In fact come to think of it,with all my ancient VCR's reliablity has been exceptionally good. Those piano key operated VCR's are built like battleships....none of this unreliable switchmode supply, plastic gears that break, and belts that last only two years nonsense. I restored a ca. 1979 Sanyo Betacord VTC9300 only a few days ago, to sit on top of the Decca hybrid CTV in the living room. All it needed was a set of belts. But what a classic, having one chunky AC synchronous motor to drive the whole lot, heads included. And despite the tape running past the heads during fast winding, they seem to last forever.

#144013 10/05/05 03:57 AM
Joined: Sep 2004
Posts: 93
J
Member
It is the same thing with most consumer equipment.

The very first models sometimes still have a couple of glitches, and those normally become obvious very soon.
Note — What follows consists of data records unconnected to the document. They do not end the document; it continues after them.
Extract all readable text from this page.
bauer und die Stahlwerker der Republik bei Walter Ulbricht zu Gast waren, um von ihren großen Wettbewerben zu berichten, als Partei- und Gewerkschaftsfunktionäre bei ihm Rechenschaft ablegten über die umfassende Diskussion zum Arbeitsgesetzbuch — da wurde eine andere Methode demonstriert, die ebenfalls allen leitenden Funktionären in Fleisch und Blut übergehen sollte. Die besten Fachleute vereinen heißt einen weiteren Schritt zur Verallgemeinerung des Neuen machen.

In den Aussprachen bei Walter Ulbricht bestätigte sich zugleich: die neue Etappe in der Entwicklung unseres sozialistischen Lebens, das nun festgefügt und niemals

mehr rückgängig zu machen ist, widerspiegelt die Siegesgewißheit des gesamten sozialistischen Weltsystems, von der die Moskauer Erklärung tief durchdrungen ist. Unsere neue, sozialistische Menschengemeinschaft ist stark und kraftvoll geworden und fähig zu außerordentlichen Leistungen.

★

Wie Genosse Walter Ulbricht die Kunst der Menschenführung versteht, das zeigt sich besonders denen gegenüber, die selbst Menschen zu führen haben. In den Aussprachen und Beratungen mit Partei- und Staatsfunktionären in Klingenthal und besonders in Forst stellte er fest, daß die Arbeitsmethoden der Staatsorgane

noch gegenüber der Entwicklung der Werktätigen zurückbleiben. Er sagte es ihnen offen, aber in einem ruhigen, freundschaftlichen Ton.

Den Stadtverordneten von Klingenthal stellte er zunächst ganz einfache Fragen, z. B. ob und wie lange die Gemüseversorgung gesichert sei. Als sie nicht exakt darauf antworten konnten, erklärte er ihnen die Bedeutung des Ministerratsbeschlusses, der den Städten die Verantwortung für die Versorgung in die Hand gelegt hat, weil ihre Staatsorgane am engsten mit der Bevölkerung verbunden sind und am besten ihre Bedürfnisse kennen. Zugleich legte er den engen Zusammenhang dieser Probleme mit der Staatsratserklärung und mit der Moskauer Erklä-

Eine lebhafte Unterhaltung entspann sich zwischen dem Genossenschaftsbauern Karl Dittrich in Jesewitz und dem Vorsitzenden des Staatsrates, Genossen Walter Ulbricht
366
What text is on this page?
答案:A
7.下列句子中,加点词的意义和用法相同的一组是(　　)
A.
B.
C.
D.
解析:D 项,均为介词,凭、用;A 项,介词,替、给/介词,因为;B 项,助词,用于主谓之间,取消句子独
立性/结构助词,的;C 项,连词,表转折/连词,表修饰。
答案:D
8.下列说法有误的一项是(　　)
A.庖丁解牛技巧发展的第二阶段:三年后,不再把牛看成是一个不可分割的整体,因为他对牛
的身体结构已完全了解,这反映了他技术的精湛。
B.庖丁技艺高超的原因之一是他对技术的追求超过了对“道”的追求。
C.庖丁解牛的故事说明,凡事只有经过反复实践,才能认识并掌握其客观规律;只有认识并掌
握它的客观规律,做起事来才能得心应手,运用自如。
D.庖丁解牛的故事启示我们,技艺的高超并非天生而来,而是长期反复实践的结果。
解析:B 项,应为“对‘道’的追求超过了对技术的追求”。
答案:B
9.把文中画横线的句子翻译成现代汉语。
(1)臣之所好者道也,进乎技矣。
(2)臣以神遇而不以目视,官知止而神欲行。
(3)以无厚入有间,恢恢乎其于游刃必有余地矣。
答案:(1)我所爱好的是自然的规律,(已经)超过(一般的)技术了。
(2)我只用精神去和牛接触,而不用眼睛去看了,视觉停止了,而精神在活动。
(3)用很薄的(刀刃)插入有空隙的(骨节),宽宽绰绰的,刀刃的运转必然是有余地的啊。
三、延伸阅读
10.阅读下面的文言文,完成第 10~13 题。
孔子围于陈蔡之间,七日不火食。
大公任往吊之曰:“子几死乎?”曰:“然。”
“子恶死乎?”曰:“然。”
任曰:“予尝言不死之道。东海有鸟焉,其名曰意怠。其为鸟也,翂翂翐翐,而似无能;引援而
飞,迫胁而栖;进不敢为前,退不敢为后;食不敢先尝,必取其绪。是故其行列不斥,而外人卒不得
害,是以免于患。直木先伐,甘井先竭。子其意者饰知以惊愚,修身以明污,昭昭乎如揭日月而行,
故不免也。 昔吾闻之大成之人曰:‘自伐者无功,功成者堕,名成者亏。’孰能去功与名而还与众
But once those are ironed out, the early models tend to have very good build quality, and to have trouble-free and long lives.

It is only in subsequent models that they begin revising the design to find where cuts can be made.

Consumer equipment in general these days is hard to deal with, though. The worst thing is that everything is glued or riveted together, so the very act of dismantling it to make tests and an inspection will be destructive. The second problem is that everything tends to be in custom ICs so you end up having to replace a whole board, and that's if you are lucky enough to find a source.

That said, who thinks that the quality of electrolytic caps is getting poorer and poorer? I'm sure I've been noticing more failed ones in the last couple of years than previously.